Iranian Diplomacy | Javid Ghorban Oghli: Speculations have it that Donald Trump will announce Iran’s failure to comply with the spirit of the nuclear deal on October 12. Anticipating US withdrawal in an interview conducted last week in New York, Iran’s Foreign Minister Javad Zarif said Iran has it own options, including walking away from the deal. In recent days, The Washington Post has also quoted US officials, saying Trump would refuse to endorse Iran’s compliance with the JCPOA, leaving it for the Congress to decide.
Trump justifies the decision with Iran’s alleged destabilizing measures in the region, its missile program, and the nuclear deal being against the national interests of the US. Considering Trump’s personality traits and his ambiguous remarks in recent years, the announcement seems to be imminent. It is also not very difficult to predict the Congress decision on the nuclear deal, given the Republican majority in the legislative body. Congress is expected to impose new sanctions against Iran. Obviously, that is a breach of the agreement, meaning the US has withdrawn from the JCPOA.
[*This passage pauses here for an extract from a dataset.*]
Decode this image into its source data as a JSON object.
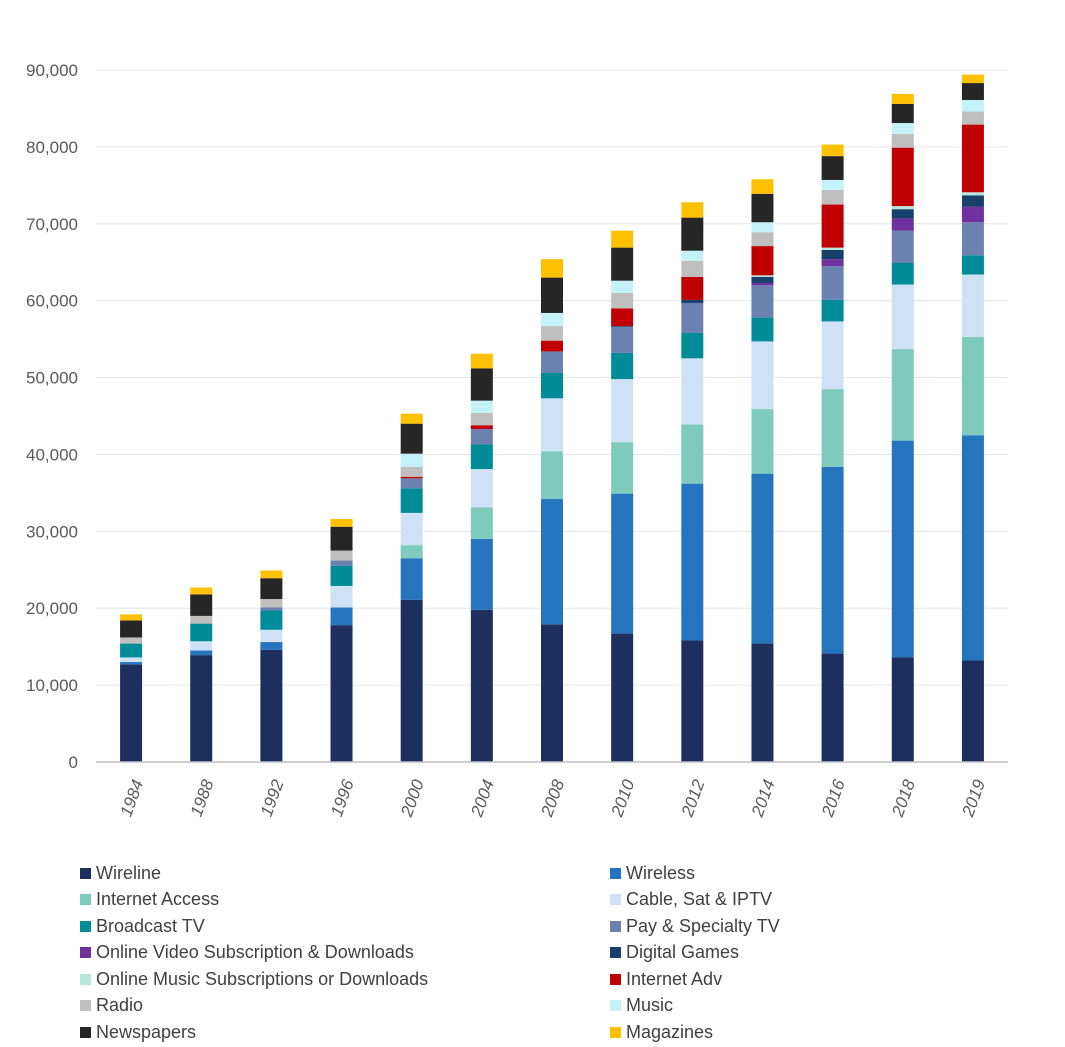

What should Iran’s reaction be? The first and foremost argument for Iran, justifiable and acceptable with the P5+1 group and other countries in the world, would be the statement that the nuclear deal is not a bilateral but international and multilateral agreement signed by four permanent members of the UN Security Council, other than the US, and Germany. Moreover, the deal has been endorsed by the United Nations. According to the letter of the deal and the provisions of the UNSC Resolution 2231, United States’ violation of the deal on the pretext of Iran’s missile program cannot be accepted by the international community.
Beside global opposition vis-à-vis US’ unilateral measures, the International Atomic Energy Agency has confirmed Iran’s compliance to all provisions of the JCPOA in eight reports since the implementation of the deal. From this perspective, Iran has a firm foothold in the international scene.
Inside Iran, there are two approaches regarding Iran’s response to the United States’ potential breach of the deal. One side believes Iran should demonstrate a harsh response and quickly resume its nuclear program. The group, probably those so-called solicitous opponents of the nuclear talks, say they knew the US was untrustworthy from day one and we should resume the nuclear program with full force, trying to return to our status before the deal. The other group is on the belief that Iran should exercise patience in the face of all US measures and mobilize the world against US’ unilateral measures through active diplomacy.
Trump’s hard stance has isolated the US in the issue. Unlike the pre-deal era when the whole world was united against Iran, the world is now united against the United States, particularly so because Trump’s measures regarding other international agreements has sparked international opposition. It seems that Tehran has reached the conclusion to abstain from measures that raise suspicion on Iran’s violation of the deal. In doing so, even rhetoric of threat and saying Iran could return to the pre-deal situation is not in the interest of Iran because these could justify Trump’s anti-deal decision, giving them wider bargaining space with the other signatories of the deal and the international community. Even Iran’s rationale of not returning to the table over the nuclear agreement has been welcome by world actors and the US has failed to find company in its position. Therefore, Iran should emphasize that it remains faithful to the commitment it has signed, leaving it for other signatories to make a decision about the United States’ breach.
This would impress the world’s public opinion, attributing the consequences of Iran’s potential response to the White House and Congress. The recent stance adopted by the Trump administration is driven by rage and absolutely in Iran’s interest. Unlike the past, when Iran was under international diplomatic pressure, the US is now standing with an unacceptable position against the international community, putting world peace and security at risk with its return to militarism. Therefore, time is ripe for Iran’s active diplomacy in the international scene. A final point is that in case of US withdrawal, the domestic opponents of the deal should bow their head before the Iranian negotiators and express remorse rather than take delight because Trump has repeatedly called the deal against US’ national interests and an embarrassment to the country. The confession proves that Iran has taken the right path.